En effet, les résultats de cette désormais célèbre méta-analyse se révèlent être d’une faiblesse affligeante. Ils promettaient d’enterrer, une fois pour toute, les derniers soupçons d’efficacité de l’hydroxychloroquine sur la Covid-19. En fait, les étudiants en épidémiologie fournissent, à leur insu, la preuve que le militantisme peut conduire à la vénération d’études approximatives, aux résultats inexploitables. Il suffit alors de faire dire aux chiffres ce que l’on souhaite défendre comme opinion. Parfaite démonstration du biais de confirmation.
Il existe de simples études observationnelles qui contribuent à faire progresser la connaissance médicale. A contrario, certaines mauvaises méta-analyses iront peupler le cimetière des « papiers » inutiles.
Même une méta-analyse ne dispenserait donc pas d’user de son sens critique ? Catégorie reine des études médicales. Saint Graal des méthodologistes en culotte courte. Représentation du niveau suprême de la preuve scientifique pour l’Evidence Based Medicine. L’Art du doute conserve néanmoins son importance fondamentale.
Regardons pourquoi on ne peut rien tirer de fiable des médiatiques résultats, érigés comme argument irrévocable contre le protocole thérapeutique de l’IHU de Marseille.

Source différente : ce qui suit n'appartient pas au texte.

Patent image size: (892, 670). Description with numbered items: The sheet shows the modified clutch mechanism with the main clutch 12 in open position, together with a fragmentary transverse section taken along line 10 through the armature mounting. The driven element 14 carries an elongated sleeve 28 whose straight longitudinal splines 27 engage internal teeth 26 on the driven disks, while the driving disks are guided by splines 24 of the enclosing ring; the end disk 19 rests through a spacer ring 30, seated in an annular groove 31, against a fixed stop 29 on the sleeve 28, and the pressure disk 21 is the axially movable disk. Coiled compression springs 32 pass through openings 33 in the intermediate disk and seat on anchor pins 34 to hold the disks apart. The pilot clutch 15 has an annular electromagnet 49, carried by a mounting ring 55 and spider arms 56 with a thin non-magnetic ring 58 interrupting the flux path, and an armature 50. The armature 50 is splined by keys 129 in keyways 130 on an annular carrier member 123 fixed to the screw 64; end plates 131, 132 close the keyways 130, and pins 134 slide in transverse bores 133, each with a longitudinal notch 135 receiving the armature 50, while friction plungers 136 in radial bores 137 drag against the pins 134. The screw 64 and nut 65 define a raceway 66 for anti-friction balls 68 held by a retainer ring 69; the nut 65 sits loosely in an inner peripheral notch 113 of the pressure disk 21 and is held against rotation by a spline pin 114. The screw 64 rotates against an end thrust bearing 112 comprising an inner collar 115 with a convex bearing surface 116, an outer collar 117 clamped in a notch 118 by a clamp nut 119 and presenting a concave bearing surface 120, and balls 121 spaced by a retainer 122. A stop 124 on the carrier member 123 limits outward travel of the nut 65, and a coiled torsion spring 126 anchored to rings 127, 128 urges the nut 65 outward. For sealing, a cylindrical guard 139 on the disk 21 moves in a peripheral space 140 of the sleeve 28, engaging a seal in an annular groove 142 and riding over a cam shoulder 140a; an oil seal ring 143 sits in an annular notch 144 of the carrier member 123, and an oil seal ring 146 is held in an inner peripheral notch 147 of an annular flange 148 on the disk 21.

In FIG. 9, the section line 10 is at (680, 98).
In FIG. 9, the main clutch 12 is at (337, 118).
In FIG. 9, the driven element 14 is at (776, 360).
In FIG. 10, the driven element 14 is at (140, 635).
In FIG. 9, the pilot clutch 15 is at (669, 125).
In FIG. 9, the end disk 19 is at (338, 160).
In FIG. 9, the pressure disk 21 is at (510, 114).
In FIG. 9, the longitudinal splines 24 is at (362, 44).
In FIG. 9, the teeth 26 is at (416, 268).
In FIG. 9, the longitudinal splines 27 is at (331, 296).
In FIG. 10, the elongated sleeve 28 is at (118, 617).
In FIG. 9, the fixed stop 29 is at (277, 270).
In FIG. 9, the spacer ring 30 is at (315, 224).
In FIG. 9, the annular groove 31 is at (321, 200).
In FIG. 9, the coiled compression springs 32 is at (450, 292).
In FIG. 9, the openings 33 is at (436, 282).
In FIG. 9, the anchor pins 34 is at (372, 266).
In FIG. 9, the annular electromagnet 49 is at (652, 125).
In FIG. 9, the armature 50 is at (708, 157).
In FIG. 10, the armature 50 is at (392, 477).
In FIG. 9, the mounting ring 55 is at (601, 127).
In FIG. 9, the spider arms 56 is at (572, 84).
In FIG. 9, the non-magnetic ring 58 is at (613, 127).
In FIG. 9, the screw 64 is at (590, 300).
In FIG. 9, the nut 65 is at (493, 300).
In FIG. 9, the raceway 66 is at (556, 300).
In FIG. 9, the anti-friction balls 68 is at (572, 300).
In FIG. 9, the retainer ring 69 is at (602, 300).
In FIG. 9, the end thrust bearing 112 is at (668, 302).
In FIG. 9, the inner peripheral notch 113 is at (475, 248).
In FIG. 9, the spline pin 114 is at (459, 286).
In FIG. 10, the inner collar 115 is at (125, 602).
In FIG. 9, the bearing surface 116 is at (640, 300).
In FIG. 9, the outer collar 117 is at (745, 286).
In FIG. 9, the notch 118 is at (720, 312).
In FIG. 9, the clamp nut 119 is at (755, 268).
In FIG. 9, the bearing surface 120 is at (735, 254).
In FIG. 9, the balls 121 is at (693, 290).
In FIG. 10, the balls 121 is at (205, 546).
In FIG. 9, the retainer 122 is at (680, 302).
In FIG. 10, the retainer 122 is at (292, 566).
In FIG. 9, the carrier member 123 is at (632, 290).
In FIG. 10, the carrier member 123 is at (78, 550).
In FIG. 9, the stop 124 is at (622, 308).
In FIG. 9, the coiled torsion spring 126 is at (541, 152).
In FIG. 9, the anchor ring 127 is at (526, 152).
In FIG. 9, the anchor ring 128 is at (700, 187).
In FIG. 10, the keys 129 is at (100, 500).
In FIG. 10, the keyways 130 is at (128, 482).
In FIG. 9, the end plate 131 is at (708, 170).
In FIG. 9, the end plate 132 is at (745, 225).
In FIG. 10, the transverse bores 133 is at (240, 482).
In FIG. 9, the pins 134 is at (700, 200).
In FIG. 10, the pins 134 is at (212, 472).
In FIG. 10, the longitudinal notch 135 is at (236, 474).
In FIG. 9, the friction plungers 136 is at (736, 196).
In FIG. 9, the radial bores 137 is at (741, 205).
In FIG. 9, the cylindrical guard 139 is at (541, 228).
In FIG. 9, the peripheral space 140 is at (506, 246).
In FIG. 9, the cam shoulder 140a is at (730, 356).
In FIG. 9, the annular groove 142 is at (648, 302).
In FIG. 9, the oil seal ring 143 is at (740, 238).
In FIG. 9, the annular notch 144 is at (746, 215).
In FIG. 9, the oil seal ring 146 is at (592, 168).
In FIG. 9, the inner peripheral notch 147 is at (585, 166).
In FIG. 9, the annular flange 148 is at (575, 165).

Attaque ad hominem et procès d’intention (préambule)
Argument « Ok boomer«
Pour mettre en évidence la fragilité de l’étude, il ne sera pas question ici de mettre en doute les compétences ni la légitimité de son auteur principal, Thibault FIOLET. Pas question d’invoquer son jeune âge, ni son inexpérience (étudiant en épidémiologie) : « la valeur n’attend pas le nombre des années ».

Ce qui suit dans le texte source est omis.